The Dutch version of the Gender Identity Interview for Children (GIIC) is a 12-item child informant instrument that measures 2 factors: “cognitive gender confusion” and “affective gender confusion.” Cognitive gender confusion is assessed by 4 questions asking whether the child identifies as a boy or a girl, Affective gender confusion is assessed by means of 8 questions focusing on affective aspects of gender identity (e.g.,“Are there any things that you don’t like about being a boy?”). Higher scores on the GIIC reflect more gender-atypical responses. The Dutch version of the Gender Identity Questionnaire (GIQ) is a 14-item parent-report questionnaire representing 1 factor. The focus of items is on gender-variant behaviors, with higher scores coded in this study to represent a greater frequency of gender-variant behaviors.

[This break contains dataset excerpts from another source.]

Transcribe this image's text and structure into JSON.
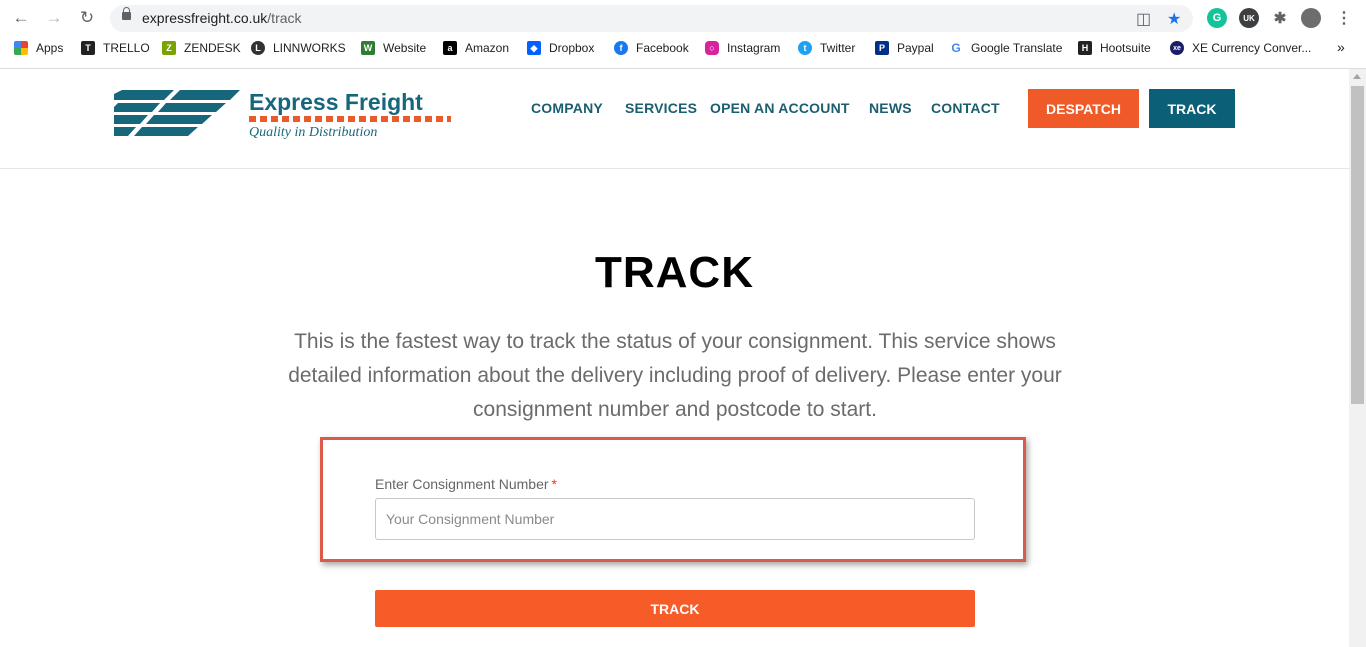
{
  "browser": {
    "url_host": "expressfreight.co.uk",
    "url_path": "/track",
    "bookmarks": [
      {
        "label": "Apps",
        "icon": "apps-grid-icon",
        "color": "#4285f4"
      },
      {
        "label": "TRELLO",
        "icon": "trello-icon",
        "color": "#222222"
      },
      {
        "label": "ZENDESK",
        "icon": "zendesk-icon",
        "color": "#78a300"
      },
      {
        "label": "LINNWORKS",
        "icon": "linnworks-icon",
        "color": "#333333"
      },
      {
        "label": "Website",
        "icon": "website-icon",
        "color": "#2e7d32"
      },
      {
        "label": "Amazon",
        "icon": "amazon-icon",
        "color": "#000000"
      },
      {
        "label": "Dropbox",
        "icon": "dropbox-icon",
        "color": "#0061ff"
      },
      {
        "label": "Facebook",
        "icon": "facebook-icon",
        "color": "#1877f2"
      },
      {
        "label": "Instagram",
        "icon": "instagram-icon",
        "color": "#d6249f"
      },
      {
        "label": "Twitter",
        "icon": "twitter-icon",
        "color": "#1da1f2"
      },
      {
        "label": "Paypal",
        "icon": "paypal-icon",
        "color": "#003087"
      },
      {
        "label": "Google Translate",
        "icon": "google-icon",
        "color": "#4285f4"
      },
      {
        "label": "Hootsuite",
        "icon": "hootsuite-icon",
        "color": "#222222"
      },
      {
        "label": "XE Currency Conver...",
        "icon": "xe-icon",
        "color": "#1b1f6b"
      }
    ],
    "overflow_glyph": "»",
    "extension_badge": "UK"
  },
  "header": {
    "logo_name": "Express Freight",
    "logo_tagline": "Quality in Distribution",
    "nav": [
      "COMPANY",
      "SERVICES",
      "OPEN AN ACCOUNT",
      "NEWS",
      "CONTACT"
    ],
    "despatch_label": "DESPATCH",
    "track_label": "TRACK"
  },
  "main": {
    "title": "TRACK",
    "intro": "This is the fastest way to track the status of your consignment. This service shows detailed information about the delivery including proof of delivery. Please enter your consignment number and postcode to start.",
    "field_label": "Enter Consignment Number",
    "required_mark": "*",
    "field_placeholder": "Your Consignment Number",
    "field_value": "",
    "submit_label": "TRACK"
  },
  "colors": {
    "brand_teal": "#0b6078",
    "brand_orange": "#f05a28",
    "highlight_border": "#dd5a4a"
  }
}
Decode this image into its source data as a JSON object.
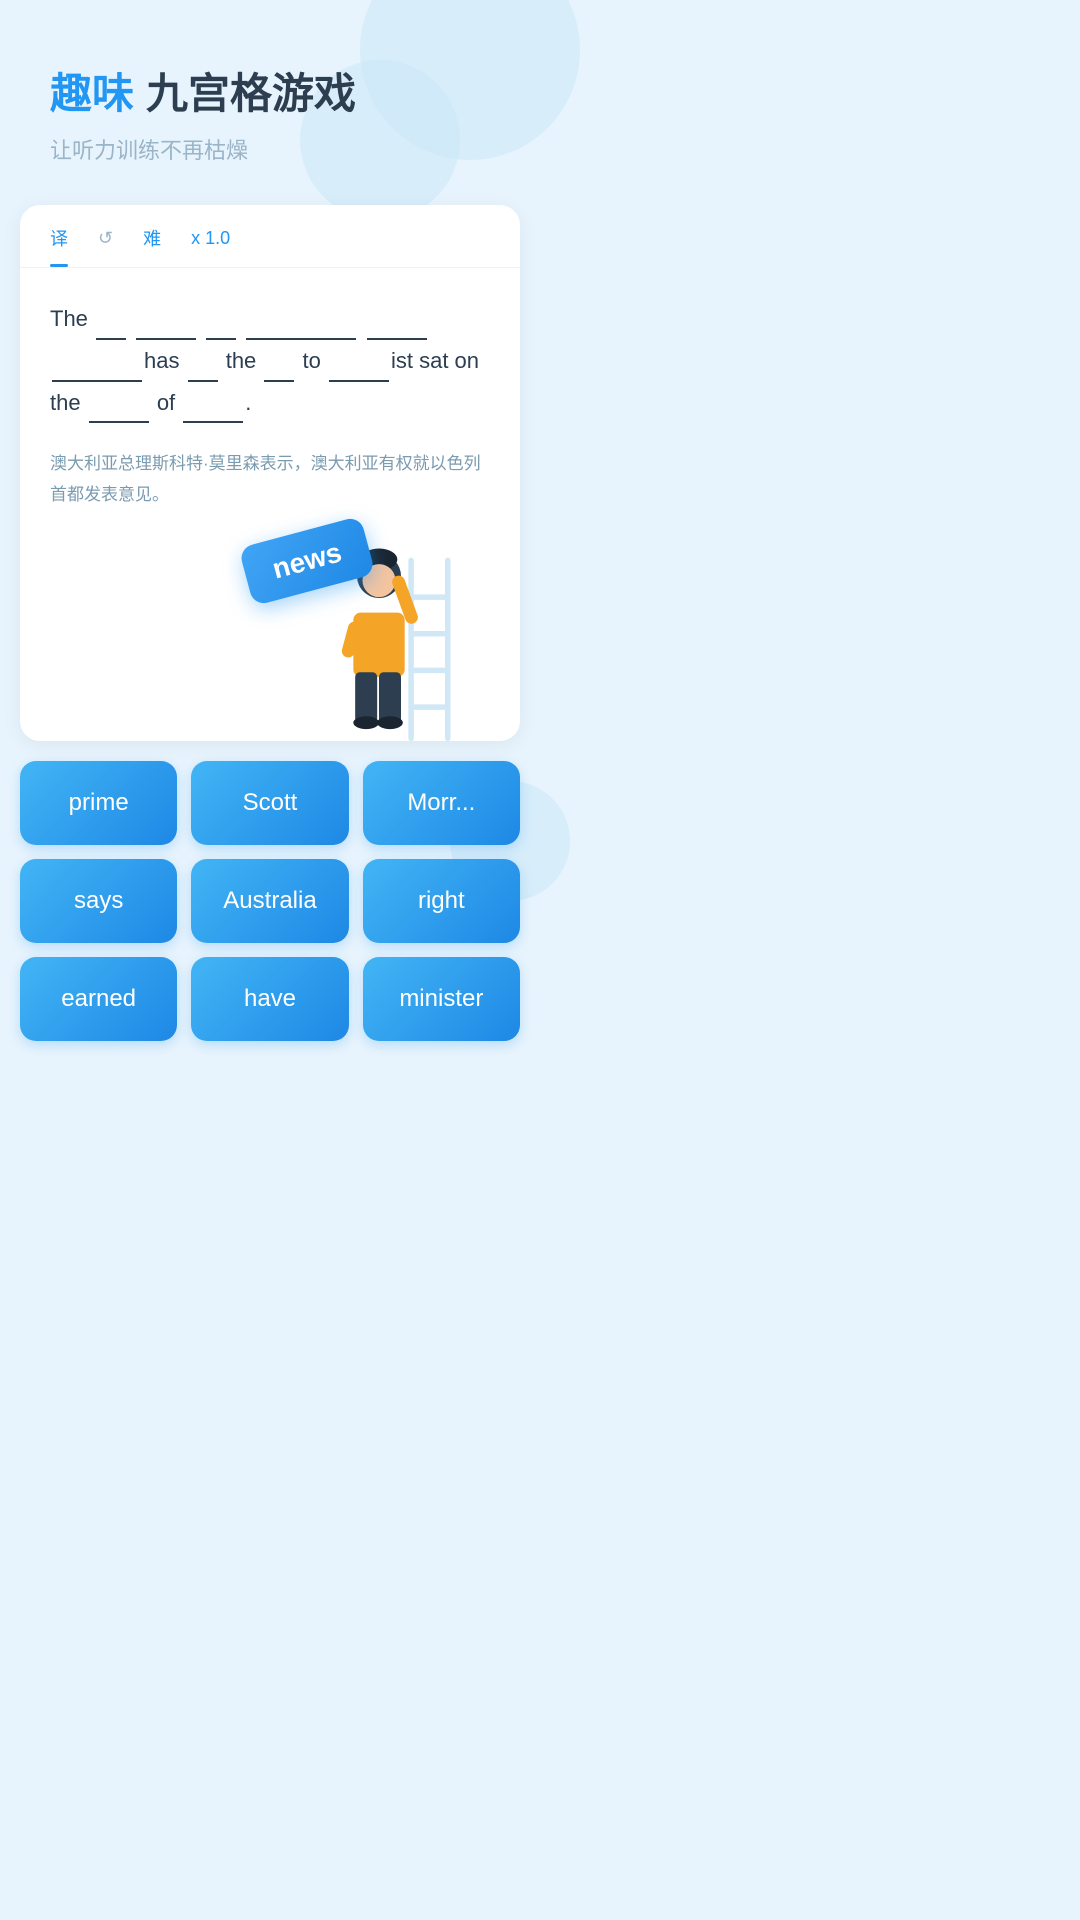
{
  "header": {
    "title_fun": "趣味",
    "title_main": "九宫格游戏",
    "subtitle": "让听力训练不再枯燥"
  },
  "tabs": [
    {
      "id": "translate",
      "label": "译",
      "active": true
    },
    {
      "id": "refresh",
      "label": "↺",
      "active": false
    },
    {
      "id": "level",
      "label": "难",
      "active": false
    },
    {
      "id": "speed",
      "label": "x 1.0",
      "active": false
    }
  ],
  "sentence": {
    "display": "The ___ ______ ___ __________ _____ ________has ___ the ___ to _____ist sat on the ____ of ___.",
    "translation": "澳大利亚总理斯科特·莫里森表示，澳大利亚有权就以色列首都发表意见。"
  },
  "floating_word": "news",
  "words": [
    {
      "id": "prime",
      "label": "prime"
    },
    {
      "id": "scott",
      "label": "Scott"
    },
    {
      "id": "morrison",
      "label": "Morr..."
    },
    {
      "id": "says",
      "label": "says"
    },
    {
      "id": "australia",
      "label": "Australia"
    },
    {
      "id": "right",
      "label": "right"
    },
    {
      "id": "earned",
      "label": "earned"
    },
    {
      "id": "have",
      "label": "have"
    },
    {
      "id": "minister",
      "label": "minister"
    }
  ]
}
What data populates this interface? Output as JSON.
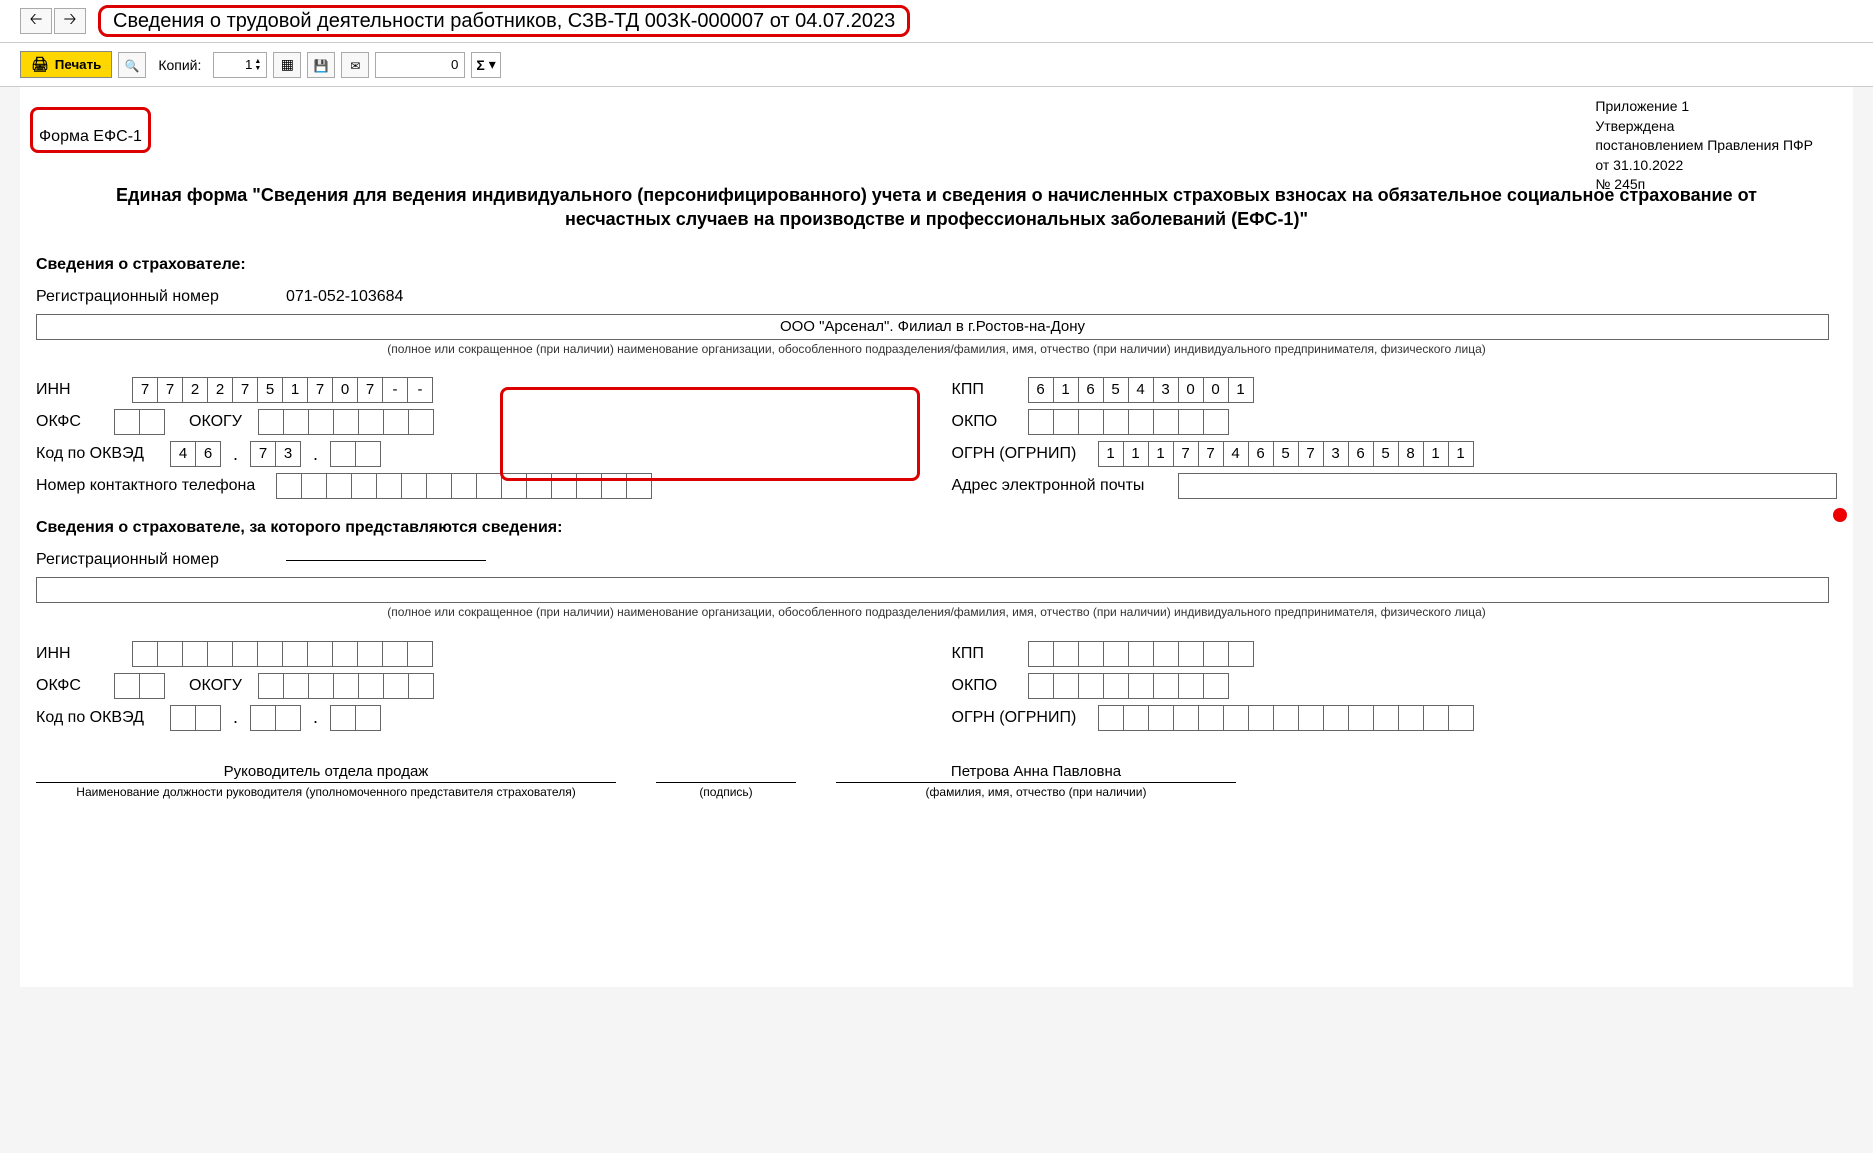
{
  "header": {
    "title": "Сведения о трудовой деятельности работников, СЗВ-ТД 00ЗК-000007 от 04.07.2023"
  },
  "toolbar": {
    "back_arrow": "🡠",
    "forward_arrow": "🡢",
    "print_label": "Печать",
    "copies_label": "Копий:",
    "copies_value": "1",
    "number_value": "0",
    "sigma_dropdown": "▾"
  },
  "approval": {
    "line1": "Приложение 1",
    "line2": "Утверждена",
    "line3": "постановлением Правления ПФР",
    "line4": "от 31.10.2022",
    "line5": "№ 245п"
  },
  "form": {
    "form_name": "Форма ЕФС-1",
    "main_title": "Единая форма \"Сведения для ведения индивидуального (персонифицированного) учета и сведения о начисленных страховых взносах на обязательное социальное страхование от несчастных случаев на производстве и профессиональных заболеваний (ЕФС-1)\"",
    "section_insurer": "Сведения о страхователе:",
    "reg_number_label": "Регистрационный номер",
    "reg_number_value": "071-052-103684",
    "org_name": "ООО \"Арсенал\". Филиал в г.Ростов-на-Дону",
    "org_caption": "(полное или сокращенное (при наличии) наименование организации, обособленного подразделения/фамилия, имя, отчество (при наличии) индивидуального предпринимателя, физического лица)",
    "inn_label": "ИНН",
    "inn_digits": [
      "7",
      "7",
      "2",
      "2",
      "7",
      "5",
      "1",
      "7",
      "0",
      "7",
      "-",
      "-"
    ],
    "kpp_label": "КПП",
    "kpp_digits": [
      "6",
      "1",
      "6",
      "5",
      "4",
      "3",
      "0",
      "0",
      "1"
    ],
    "okfs_label": "ОКФС",
    "okogu_label": "ОКОГУ",
    "okpo_label": "ОКПО",
    "okved_label": "Код по ОКВЭД",
    "okved_part1": [
      "4",
      "6"
    ],
    "okved_part2": [
      "7",
      "3"
    ],
    "okved_part3": [
      "",
      ""
    ],
    "ogrn_label": "ОГРН (ОГРНИП)",
    "ogrn_digits": [
      "1",
      "1",
      "1",
      "7",
      "7",
      "4",
      "6",
      "5",
      "7",
      "3",
      "6",
      "5",
      "8",
      "1",
      "1"
    ],
    "phone_label": "Номер контактного телефона",
    "email_label": "Адрес электронной почты",
    "section_insurer2": "Сведения о страхователе, за которого представляются сведения:",
    "sig_position": "Руководитель отдела продаж",
    "sig_position_caption": "Наименование должности руководителя (уполномоченного представителя страхователя)",
    "sig_sign_caption": "(подпись)",
    "sig_name": "Петрова Анна Павловна",
    "sig_name_caption": "(фамилия, имя, отчество (при наличии)"
  }
}
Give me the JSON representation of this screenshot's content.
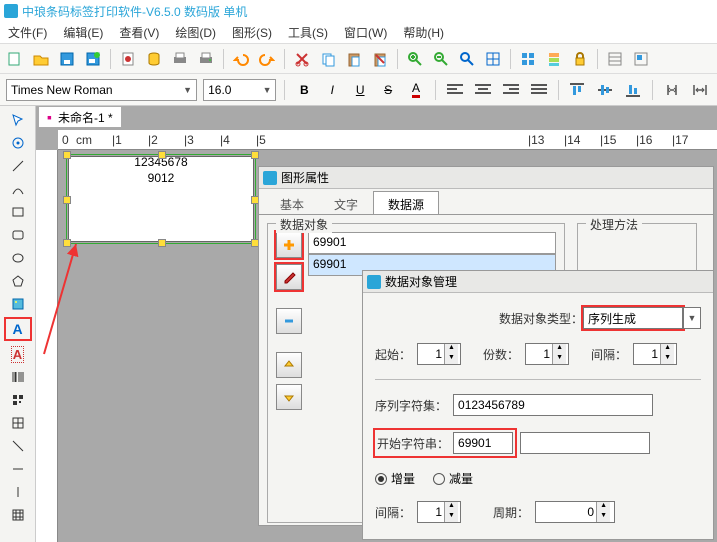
{
  "app": {
    "title": "中琅条码标签打印软件-V6.5.0 数码版 单机"
  },
  "menu": [
    "文件(F)",
    "编辑(E)",
    "查看(V)",
    "绘图(D)",
    "图形(S)",
    "工具(S)",
    "窗口(W)",
    "帮助(H)"
  ],
  "format": {
    "font": "Times New Roman",
    "size": "16.0"
  },
  "doc": {
    "tabname": "未命名-1 *"
  },
  "canvas": {
    "line1": "12345678",
    "line2": "9012"
  },
  "ruler_unit": "cm",
  "props": {
    "title": "图形属性",
    "tabs": [
      "基本",
      "文字",
      "数据源"
    ],
    "ds_legend": "数据对象",
    "proc_legend": "处理方法",
    "rows": [
      "69901",
      "69901"
    ]
  },
  "mgr": {
    "title": "数据对象管理",
    "type_label": "数据对象类型：",
    "type_value": "序列生成",
    "start_label": "起始：",
    "start_val": "1",
    "copies_label": "份数：",
    "copies_val": "1",
    "gap_label": "间隔：",
    "gap_val": "1",
    "charset_label": "序列字符集：",
    "charset_val": "0123456789",
    "startstr_label": "开始字符串：",
    "startstr_val": "69901",
    "inc_label": "增量",
    "dec_label": "减量",
    "interval_label": "间隔：",
    "interval_val": "1",
    "period_label": "周期：",
    "period_val": "0"
  }
}
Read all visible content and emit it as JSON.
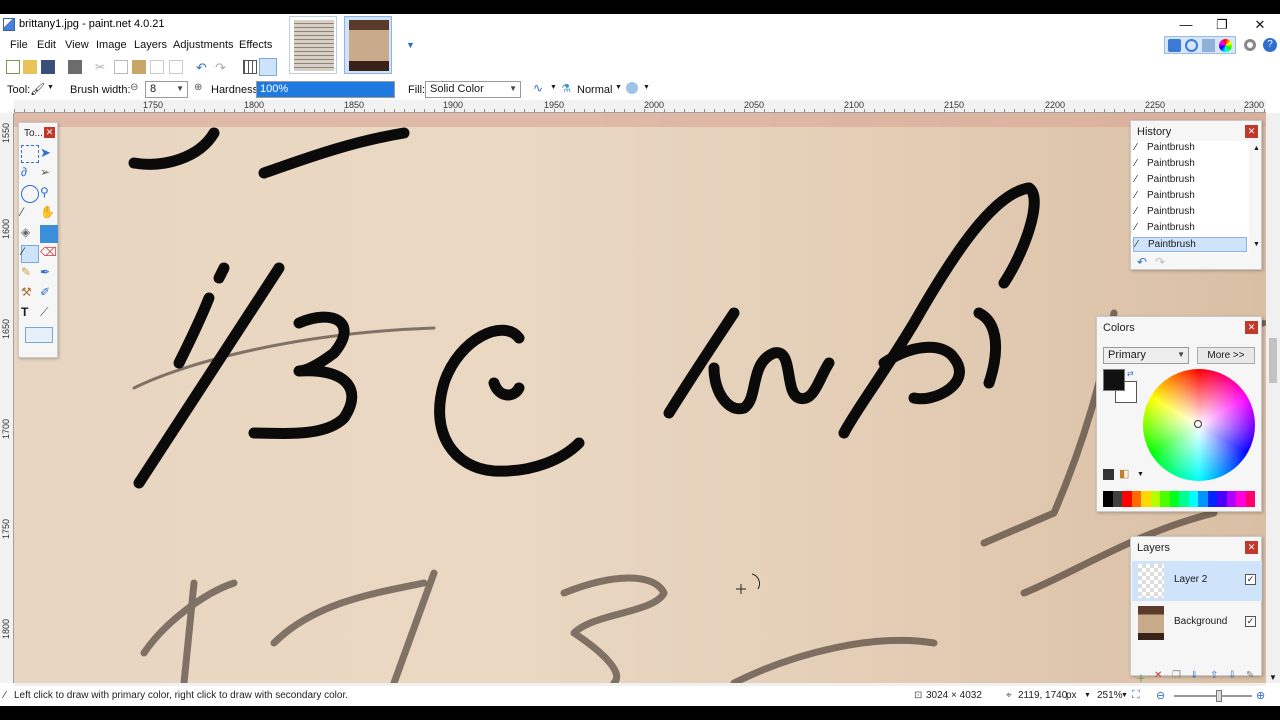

I’m sure some people won’t like the ‘confusion’ language (this study is from 2013 and the instruments from earlier), but that’s beside the point. This is proof of exactly what Gorcenski claims is absent. And when you look at the items on the Gender Identity Interview for Children, it’s quite clearly measuring not just ‘cross-sex’ behavior or interests (a common aspect of childhood assessment for GD that’s also present in the DSM’s diagnostic criteria), but also gender dysphoria qua gender dysphoria:

So it’s true, as Gorcenski indicates, that the DSM is concerned with making the binary determination of whether someone does or doesn’t have gender dysphoria (formerly Gender Identity Disorder) rather than assessing its severity. But she’s just completely wrong that there aren’t established scales that measure the severity of GD. If you read the paper closely, this is obvious. (Then again, I can’t be too harsh since this whole thing was sparked by my own failure to read the paper closely enough back in 2016.)

That’s it — that’s all I’m saying on this. Someone should look into the statistics issue but I just wanted to publish as concise a response as possible about the wrongest claims in Gorcenski’s piece. The lead image, of a merry-go-round on which — I can only imagine — the children are forced to answer the same questions over and over and over, comes from Mollie Sivaram via Unsplash.